In terms of secondary outcomes, in the group of patients with a planned weekly dose of 4.8 mg survodutide, 83%, 69%, and 55% attained weight loss of ≥ 5%, ≥ 10%, and ≥ 15% of their initial weight, respectively, at 46 weeks.

In the group of patients with an actual weekly dose of 4.8 mg survodutide, 98%, 82%, and 67% attained weight loss of ≥ 5%, ≥ 10%, and ≥ 15% of their initial weight, respectively, at 46 weeks.

Moreover, 33% of patients in the group with a planned weekly dose of 4.8 mg survodutide and 38% of patients with an actual weekly dose of 4.8 mg survodutide lost ≥ 20% of their baseline body weight by week 46.

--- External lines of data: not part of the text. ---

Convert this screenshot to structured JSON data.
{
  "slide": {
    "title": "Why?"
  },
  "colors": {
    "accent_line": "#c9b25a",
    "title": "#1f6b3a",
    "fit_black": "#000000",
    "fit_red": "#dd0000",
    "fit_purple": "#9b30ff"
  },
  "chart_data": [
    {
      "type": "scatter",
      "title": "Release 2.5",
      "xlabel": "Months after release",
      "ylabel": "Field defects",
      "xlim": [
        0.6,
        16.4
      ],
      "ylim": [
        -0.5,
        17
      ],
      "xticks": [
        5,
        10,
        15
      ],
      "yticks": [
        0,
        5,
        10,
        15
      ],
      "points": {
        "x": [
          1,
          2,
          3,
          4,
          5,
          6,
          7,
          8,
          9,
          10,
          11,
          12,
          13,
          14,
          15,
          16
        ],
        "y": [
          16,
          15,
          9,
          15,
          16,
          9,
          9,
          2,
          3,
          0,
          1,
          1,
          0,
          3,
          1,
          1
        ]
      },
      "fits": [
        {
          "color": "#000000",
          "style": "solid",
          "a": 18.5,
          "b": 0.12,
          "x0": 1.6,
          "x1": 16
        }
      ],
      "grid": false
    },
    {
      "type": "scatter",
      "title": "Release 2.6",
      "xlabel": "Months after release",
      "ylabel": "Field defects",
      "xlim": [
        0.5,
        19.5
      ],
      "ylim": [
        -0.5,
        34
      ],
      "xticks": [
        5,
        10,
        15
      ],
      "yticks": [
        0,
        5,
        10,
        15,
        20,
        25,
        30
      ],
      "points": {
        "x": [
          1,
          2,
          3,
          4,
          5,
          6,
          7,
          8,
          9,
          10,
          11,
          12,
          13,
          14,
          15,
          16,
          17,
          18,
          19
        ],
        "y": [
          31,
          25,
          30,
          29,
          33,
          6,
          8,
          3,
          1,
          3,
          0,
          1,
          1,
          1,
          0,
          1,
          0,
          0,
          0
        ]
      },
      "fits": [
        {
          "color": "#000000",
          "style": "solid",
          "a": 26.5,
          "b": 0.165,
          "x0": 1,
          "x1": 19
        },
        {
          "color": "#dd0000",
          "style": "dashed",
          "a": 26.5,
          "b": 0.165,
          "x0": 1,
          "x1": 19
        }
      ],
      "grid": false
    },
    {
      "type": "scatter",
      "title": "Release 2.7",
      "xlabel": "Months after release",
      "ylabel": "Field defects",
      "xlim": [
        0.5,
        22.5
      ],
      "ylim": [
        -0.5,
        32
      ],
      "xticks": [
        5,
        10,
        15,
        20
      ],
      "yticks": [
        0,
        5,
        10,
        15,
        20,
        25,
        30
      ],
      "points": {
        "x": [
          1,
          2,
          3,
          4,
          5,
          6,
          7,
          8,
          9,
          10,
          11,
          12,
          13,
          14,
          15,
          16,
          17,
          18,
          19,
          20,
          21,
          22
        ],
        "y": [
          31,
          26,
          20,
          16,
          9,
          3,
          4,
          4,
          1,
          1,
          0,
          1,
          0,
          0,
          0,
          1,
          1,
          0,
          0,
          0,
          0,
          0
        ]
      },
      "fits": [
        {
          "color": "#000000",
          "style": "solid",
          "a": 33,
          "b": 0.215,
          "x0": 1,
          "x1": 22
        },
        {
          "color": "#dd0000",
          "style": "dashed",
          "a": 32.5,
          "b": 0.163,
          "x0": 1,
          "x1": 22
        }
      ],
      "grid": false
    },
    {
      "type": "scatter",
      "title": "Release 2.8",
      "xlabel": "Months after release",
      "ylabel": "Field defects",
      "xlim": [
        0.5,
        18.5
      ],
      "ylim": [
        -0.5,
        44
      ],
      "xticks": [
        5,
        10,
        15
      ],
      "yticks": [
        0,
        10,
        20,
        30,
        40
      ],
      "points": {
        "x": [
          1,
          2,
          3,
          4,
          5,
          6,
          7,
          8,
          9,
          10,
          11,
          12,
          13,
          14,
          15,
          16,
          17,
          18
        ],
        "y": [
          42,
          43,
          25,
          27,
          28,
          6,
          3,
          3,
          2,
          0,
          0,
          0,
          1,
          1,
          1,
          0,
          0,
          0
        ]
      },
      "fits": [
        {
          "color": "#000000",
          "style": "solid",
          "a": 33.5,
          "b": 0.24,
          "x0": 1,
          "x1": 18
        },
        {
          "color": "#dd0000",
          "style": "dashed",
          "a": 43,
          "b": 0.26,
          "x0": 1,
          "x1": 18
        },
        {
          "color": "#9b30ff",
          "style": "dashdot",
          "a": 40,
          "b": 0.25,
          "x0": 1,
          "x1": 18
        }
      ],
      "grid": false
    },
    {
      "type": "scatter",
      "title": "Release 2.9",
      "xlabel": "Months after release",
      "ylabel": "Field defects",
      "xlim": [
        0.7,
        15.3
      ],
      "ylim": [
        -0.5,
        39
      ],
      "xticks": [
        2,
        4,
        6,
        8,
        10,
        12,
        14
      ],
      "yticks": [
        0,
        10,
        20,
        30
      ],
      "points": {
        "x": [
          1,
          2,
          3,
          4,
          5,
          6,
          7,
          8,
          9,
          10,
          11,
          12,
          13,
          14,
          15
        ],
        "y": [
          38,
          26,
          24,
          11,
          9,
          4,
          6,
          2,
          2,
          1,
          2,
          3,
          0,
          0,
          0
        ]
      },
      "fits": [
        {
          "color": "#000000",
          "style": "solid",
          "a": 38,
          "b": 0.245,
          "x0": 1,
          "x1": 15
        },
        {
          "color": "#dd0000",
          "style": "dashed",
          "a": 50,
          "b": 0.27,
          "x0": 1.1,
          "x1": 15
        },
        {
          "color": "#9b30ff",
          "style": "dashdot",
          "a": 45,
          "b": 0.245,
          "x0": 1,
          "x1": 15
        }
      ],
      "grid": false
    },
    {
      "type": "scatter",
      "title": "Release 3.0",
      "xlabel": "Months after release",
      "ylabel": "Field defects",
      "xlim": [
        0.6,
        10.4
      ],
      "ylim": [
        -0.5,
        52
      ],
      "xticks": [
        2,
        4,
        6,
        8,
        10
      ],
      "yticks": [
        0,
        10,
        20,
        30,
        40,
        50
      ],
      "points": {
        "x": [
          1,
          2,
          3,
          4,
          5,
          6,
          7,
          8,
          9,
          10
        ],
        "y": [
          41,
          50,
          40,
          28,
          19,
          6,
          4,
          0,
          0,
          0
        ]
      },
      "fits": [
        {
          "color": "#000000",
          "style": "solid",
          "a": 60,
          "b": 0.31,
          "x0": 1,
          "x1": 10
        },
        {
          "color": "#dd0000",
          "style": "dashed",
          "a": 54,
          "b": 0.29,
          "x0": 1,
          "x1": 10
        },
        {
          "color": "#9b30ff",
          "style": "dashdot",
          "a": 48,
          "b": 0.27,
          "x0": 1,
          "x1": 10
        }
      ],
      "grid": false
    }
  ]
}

Adverse events occurred in 91% of patients in the survodutide groups and 75% in the placebo group. The most common side effects were nausea, vomiting, diarrhea, and constipation, which were mostly mild to moderate and mainly occurred during dose escalation. These effects may potentially be mitigated by more gradual dose escalation, Dr. Le Roux said.

There were no unexpected safety or tolerability concerns, and no serious drug-related adverse events.

These “encouraging data” support further study of survodutide for weight loss in larger phase 3 trials, Dr. Le Roux and colleagues conclude.
 

Survodutide has FDA fast track designation for NASH

Survodutide has received U.S. Food and Drug Administration Fast Track Designation for adults with NASH. The drug is currently being evaluated in a phase 2 study in adults with NASH and stages F1/F2/F3 liver fibrosis, with trial completion expected in the last quarter of 2023.

The current trial was funded by Boehringer Ingelheim. Dr. Le Roux has reported being on an advisory panel for Boehringer Ingelheim and being on advisory panels and receiving research funding from multiple other pharmaceutical companies. Two study authors are Boehringer Ingelheim employees.

A version of this article first appeared on Medscape.com.